The 30-day mortality of all enrolled patients was 5.8% (7 out of 121 patients), which was lower than previous studies which enrolled older patients [9, 13], indicating age as a significant risk factor affect 30-day mortality [14-16]. However, our data suggested a significant difference of 30-day mortality between patients with and without AKI. It was in consistent with previous studies suggesting postoperative AKI strongly influenced patients outcomes [1, 9, 17]. While regarding long-term mortality rate, we only observed a numerical difference but did not reach statistical significance between patients with and without postoperative AKI. This might due to the relatively small number of patients and insufficient follow-up time.
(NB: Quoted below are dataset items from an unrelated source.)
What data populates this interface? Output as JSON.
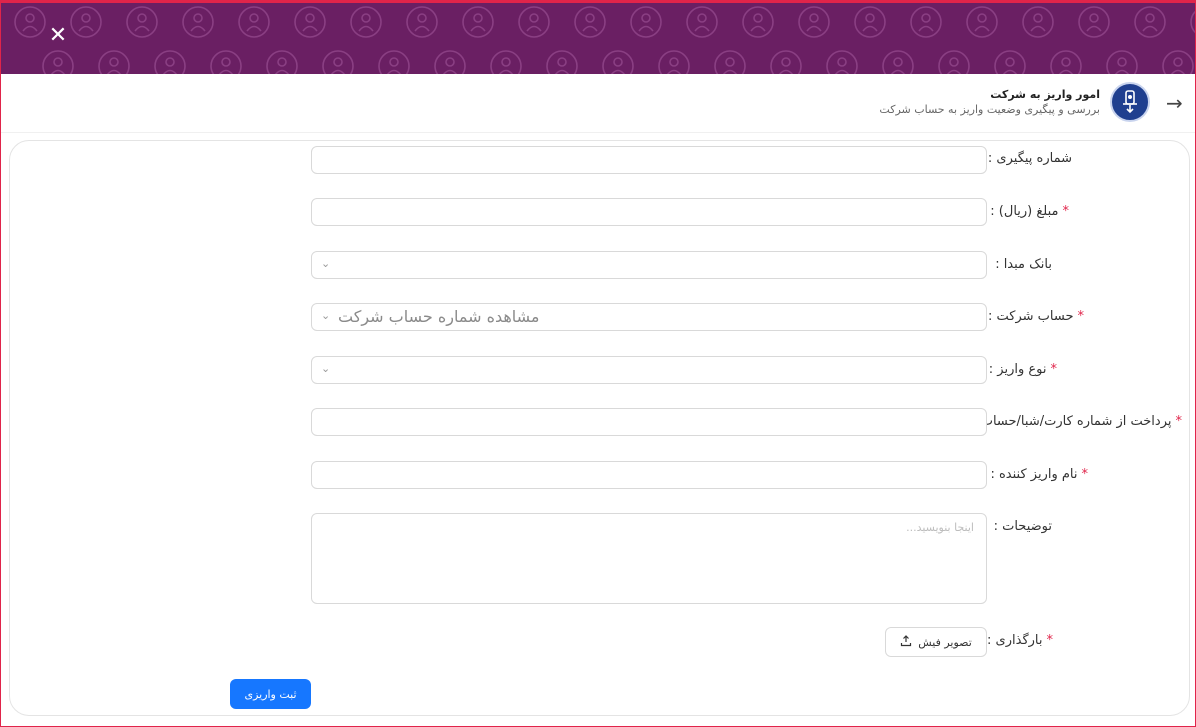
{
  "header": {
    "close_icon": "✕",
    "title": "امور واریز به شرکت",
    "subtitle": "بررسی و پیگیری وضعیت واریز به حساب شرکت",
    "back_icon": "→",
    "avatar_icon": "deposit-logo-icon"
  },
  "colors": {
    "banner": "#6a1f63",
    "accent": "#1677ff",
    "required": "#e0244a"
  },
  "form": {
    "tracking_number_label": "شماره پیگیری :",
    "amount_label": "مبلغ (ریال) :",
    "source_bank_label": "بانک مبدا :",
    "company_account_label": "حساب شرکت :",
    "company_account_value": "مشاهده شماره حساب شرکت",
    "deposit_type_label": "نوع واریز :",
    "payment_from_label": "پرداخت از شماره کارت/شبا/حساب",
    "depositor_name_label": "نام واریز کننده :",
    "description_label": "توضیحات :",
    "description_placeholder": "اینجا بنویسید...",
    "upload_label": "بارگذاری :",
    "upload_button": "تصویر فیش",
    "required_mark": "*",
    "submit_button": "ثبت واریزی"
  }
}
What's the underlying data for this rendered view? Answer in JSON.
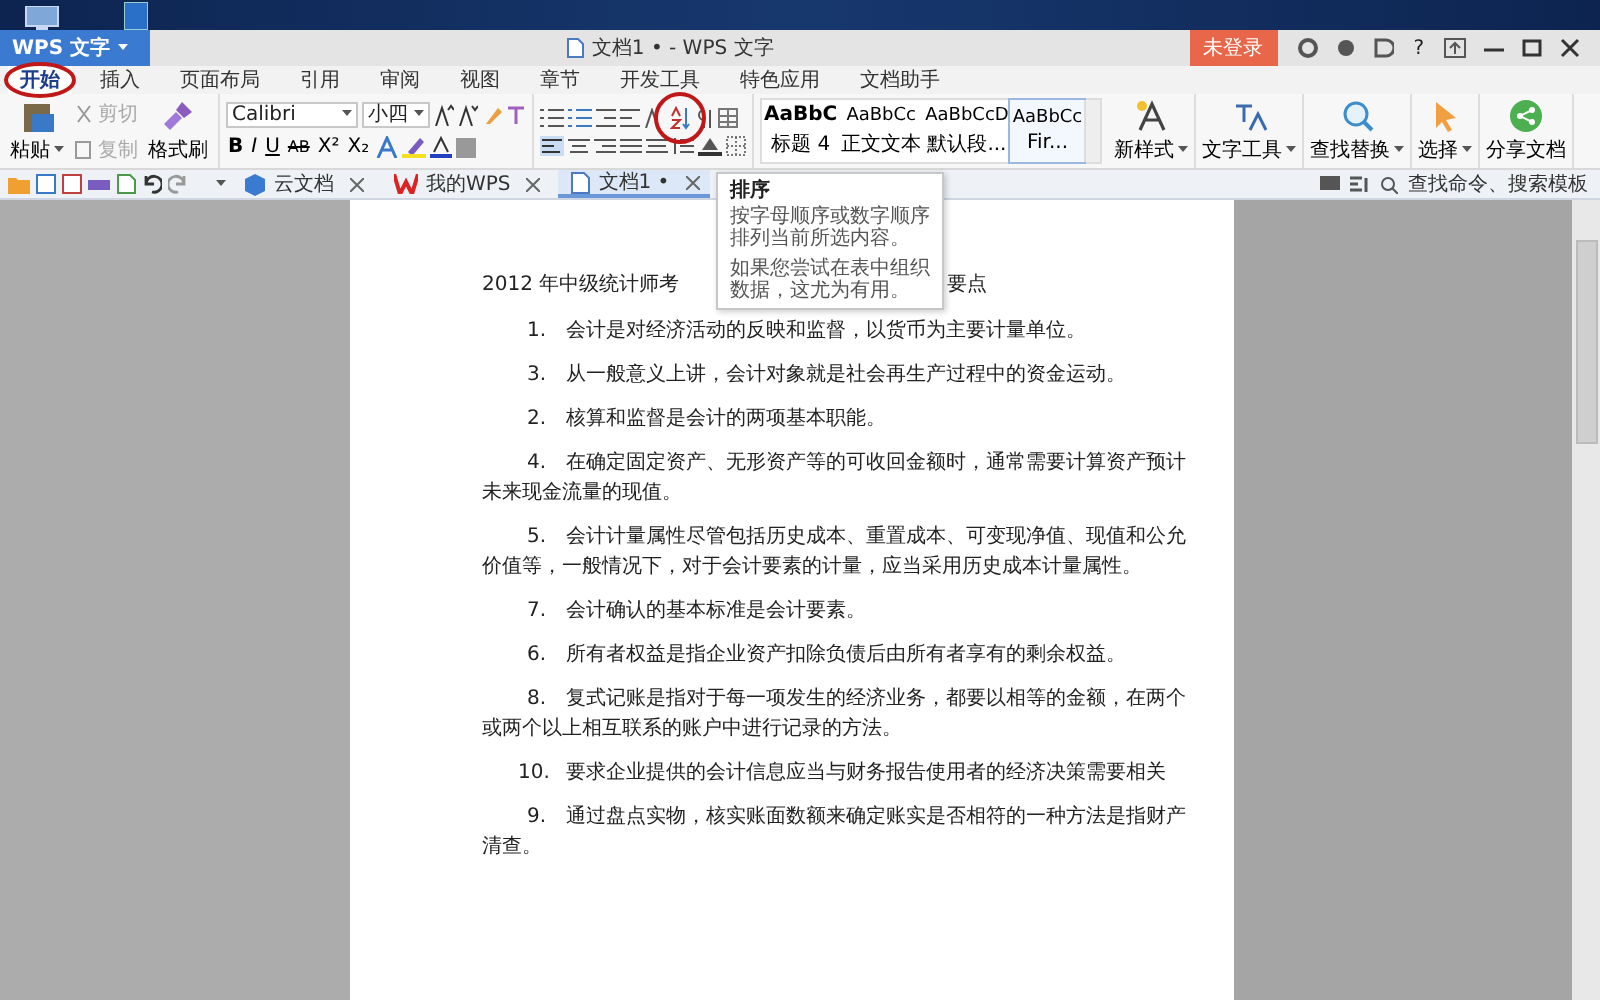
{
  "title_bar": {
    "app_menu": "WPS 文字",
    "title": "文档1 • - WPS 文字",
    "login": "未登录",
    "help": "?"
  },
  "ribbon_tabs": [
    {
      "label": "开始",
      "selected": true
    },
    {
      "label": "插入",
      "selected": false
    },
    {
      "label": "页面布局",
      "selected": false
    },
    {
      "label": "引用",
      "selected": false
    },
    {
      "label": "审阅",
      "selected": false
    },
    {
      "label": "视图",
      "selected": false
    },
    {
      "label": "章节",
      "selected": false
    },
    {
      "label": "开发工具",
      "selected": false
    },
    {
      "label": "特色应用",
      "selected": false
    },
    {
      "label": "文档助手",
      "selected": false
    }
  ],
  "clipboard": {
    "paste": "粘贴",
    "cut": {
      "label": "剪切",
      "disabled": true
    },
    "copy": {
      "label": "复制",
      "disabled": true
    },
    "format_painter": "格式刷"
  },
  "font": {
    "name": "Calibri",
    "size": "小四",
    "bold": "B",
    "italic": "I",
    "underline": "U",
    "strike": "AB",
    "superscript": "X²",
    "subscript": "X₂"
  },
  "styles": [
    {
      "sample": "AaBbC",
      "name": "标题 4",
      "selected": false
    },
    {
      "sample": "AaBbCc",
      "name": "正文文本",
      "selected": false
    },
    {
      "sample": "AaBbCcD",
      "name": "默认段...",
      "selected": false
    },
    {
      "sample": "AaBbCc",
      "name": "Fir...",
      "selected": true
    }
  ],
  "tools": [
    {
      "kind": "new-style",
      "label": "新样式",
      "dropdown": true
    },
    {
      "kind": "text-tools",
      "label": "文字工具",
      "dropdown": true
    },
    {
      "kind": "find",
      "label": "查找替换",
      "dropdown": true
    },
    {
      "kind": "select",
      "label": "选择",
      "dropdown": true
    },
    {
      "kind": "share",
      "label": "分享文档",
      "dropdown": false
    }
  ],
  "doc_tabs": [
    {
      "kind": "cloud",
      "label": "云文档",
      "selected": false
    },
    {
      "kind": "wps",
      "label": "我的WPS",
      "selected": false
    },
    {
      "kind": "doc",
      "label": "文档1 •",
      "selected": true
    }
  ],
  "search": {
    "placeholder": "查找命令、搜索模板"
  },
  "tooltip": {
    "title": "排序",
    "paragraphs": [
      {
        "lines": [
          "按字母顺序或数字顺序",
          "排列当前所选内容。"
        ]
      },
      {
        "lines": [
          "如果您尝试在表中组织",
          "数据，这尤为有用。"
        ]
      }
    ]
  },
  "document": {
    "heading_parts": [
      "2012  年中级统计师考",
      "要点"
    ],
    "paragraphs": [
      {
        "number": "1.",
        "lines": [
          "会计是对经济活动的反映和监督，以货币为主要计量单位。"
        ]
      },
      {
        "number": "3.",
        "lines": [
          "从一般意义上讲，会计对象就是社会再生产过程中的资金运动。"
        ]
      },
      {
        "number": "2.",
        "lines": [
          "核算和监督是会计的两项基本职能。"
        ]
      },
      {
        "number": "4.",
        "lines": [
          "在确定固定资产、无形资产等的可收回金额时，通常需要计算资产预计",
          "未来现金流量的现值。"
        ]
      },
      {
        "number": "5.",
        "lines": [
          "会计计量属性尽管包括历史成本、重置成本、可变现净值、现值和公允",
          "价值等，一般情况下，对于会计要素的计量，应当采用历史成本计量属性。"
        ]
      },
      {
        "number": "7.",
        "lines": [
          "会计确认的基本标准是会计要素。"
        ]
      },
      {
        "number": "6.",
        "lines": [
          "所有者权益是指企业资产扣除负债后由所有者享有的剩余权益。"
        ]
      },
      {
        "number": "8.",
        "lines": [
          "复式记账是指对于每一项发生的经济业务，都要以相等的金额，在两个",
          "或两个以上相互联系的账户中进行记录的方法。"
        ]
      },
      {
        "number": "10.",
        "lines": [
          "要求企业提供的会计信息应当与财务报告使用者的经济决策需要相关"
        ]
      },
      {
        "number": "9.",
        "lines": [
          "通过盘点实物，核实账面数额来确定账实是否相符的一种方法是指财产",
          "清查。"
        ]
      }
    ]
  }
}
Logistic regression model suggested elevated preoperative sCyC as an independent risk factor for postoperative AKI. This discovery was consistent with previous study demonstrating elevated sCyC was an important trigger for AKI in patients underwent cardiac surgeries [18, 19]. While for TA-AAD surgical repair, there were few studies applied sCyC to elvaluate renal function. Another main finding of our study was the ability of preoperative sCyC in predicting persistent AKI with a high level of sensitivity (64.7%) and specificity (83.3%). The predictive ability was comparable to that reported by Parikh et al. [20] and Wang et al. [19], but much higher than one of our previous studies which enrolled both young and old patients [21]. This implied that sCyC had a better predictive ability in young patients. Some studies had shown that serum sCyC was a better indicator of kidney function compared to sCr [22, 23], and increased 24–48 h earlier than conventional clinical diagnosis of AKI could be made [24, 25]. As a well-accepted marker of renal function, sCr has several limitations and can be affected by postoperative hemodilution, muscle wasting, and malnutrition [26] which sometimes might result in overestimation of the kidney function. As sCyC does not secrete from tubular and excrete in urine solely through filtration, it has the potential to be a useful alternative marker for detecting both chronic and acute changes in glomerular filtration rate [27]. Our studies demonstrated that preoperative sCyC was an independent risk factor for postoperative AKI. And our data suggested that monitoring preoperative sCyC level might be helpful to identify patients who have increased risk of developing renal malfunction.

Study limitations

This study has some limitations. Firstly, the relatively small number of patients enrolled in this study might have insufficient power to identify potential confounding baseline characteristics. Secondly, we only used sCr level for KDIGO classification which might have resulted in an underestimation of the incidence of AKI. Finally, because of the emergent nature of the disease, complete demographic data were absent for some patients.

Conclusion

In conclusion, AKI after TA-AAD surgery was common in young patients and associated with increased short-term mortality. The elevated preoperative sCyC level was an independent risk factor for postoperative AKI and might be helpful in ensuring timely diagnosis.